Amano, peintre des ténèbres
La direction artistique de Yoshitaka Amano est centrale dans la puissance évocatrice du film. Ses décors monochromes, ses architectures démesurées, ses personnages aux visages diaphanes construisent un univers à la fois spirituel et charnel. Chaque plan semble suspendu dans le temps, comme une peinture religieuse plongée dans l’eau. Le film ne compte qu’environ 400 coupes — trois fois moins qu’un long métrage classique. La caméra, immobile ou d’une lenteur méditative, transforme chaque scène en tableau vivant. Dans ce monde noyé de brume, la lumière devient un langage, l’eau un miroir, et le silence une prière. Cette direction artistique si particulière fait de L’Œuf de l’Ange non pas un film à regarder, mais une expérience à vivre. On en sort vidé et rempli, avec le sentiment d’avoir touché quelque chose d’indicible.

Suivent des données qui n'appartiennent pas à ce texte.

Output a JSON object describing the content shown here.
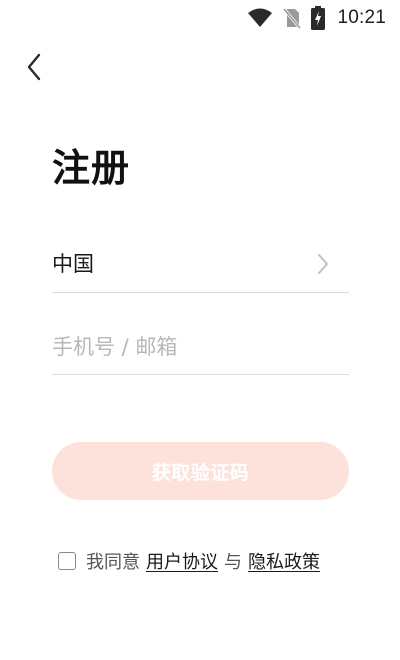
{
  "status_bar": {
    "time": "10:21",
    "icons": [
      "wifi-icon",
      "no-sim-icon",
      "battery-charging-icon"
    ]
  },
  "nav": {
    "back_icon": "chevron-left-icon"
  },
  "page": {
    "title": "注册"
  },
  "country": {
    "label": "中国",
    "icon": "chevron-right-icon"
  },
  "account_input": {
    "value": "",
    "placeholder": "手机号 / 邮箱"
  },
  "get_code": {
    "label": "获取验证码",
    "color": "#fde2dc"
  },
  "agreement": {
    "checked": false,
    "prefix": "我同意",
    "user_agreement": "用户协议",
    "conjunction": "与",
    "privacy_policy": "隐私政策"
  }
}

La restauration, un acte de foi
La ressortie 4K, supervisée par Oshii lui-même, redonne au film toute sa splendeur. Les négatifs ont été restaurés avec une minutie quasi archéologique, et le son — initialement mono — a été entièrement remixé en 5.1 et Dolby Atmos. Résultat : la musique de Yoshihiro Kanno, minimaliste et spectrale, retrouve une ampleur liturgique. Le moindre frôlement d’eau, la plus ténue des respirations, semblent habiter l’espace du spectateur.
Pourquoi ce film résiste-t-il au temps ?
L’Œuf de l’Ange n’est pas un film facile. Sa lenteur, son absence de repères narratifs, son symbolisme opaque peuvent désarçonner. Mais c’est précisément dans cette exigence que réside sa beauté : Oshii ne cherche pas à expliquer, il montre. Il laisse le spectateur errer, se perdre, puis peut-être se retrouver dans l’écho d’un souvenir ou d’une peur enfouie. Ce voyage sans concession s’adresse à ceux qui acceptent de suspendre le temps, de se laisser happer. On en sort avec le sentiment d’avoir touché à quelque chose de rare : la mélancolie d’un monde englouti, la nostalgie d’une foi éteinte.
En conclusion
Cette ressortie 4K confirme ce que les amateurs savaient déjà : L’Œuf de l’Ange est un monument secret, un jalon essentiel de l’animation d’auteur. Un film qui ne parle pas au cerveau, mais à l’âme. Quarante ans plus tard, il garde sa puissance hypnotique intacte. Une œuvre à redécouvrir, à contempler, à méditer — dans le silence d’une salle obscure
Merci, donc, d’avoir redonné vie à ce rêve.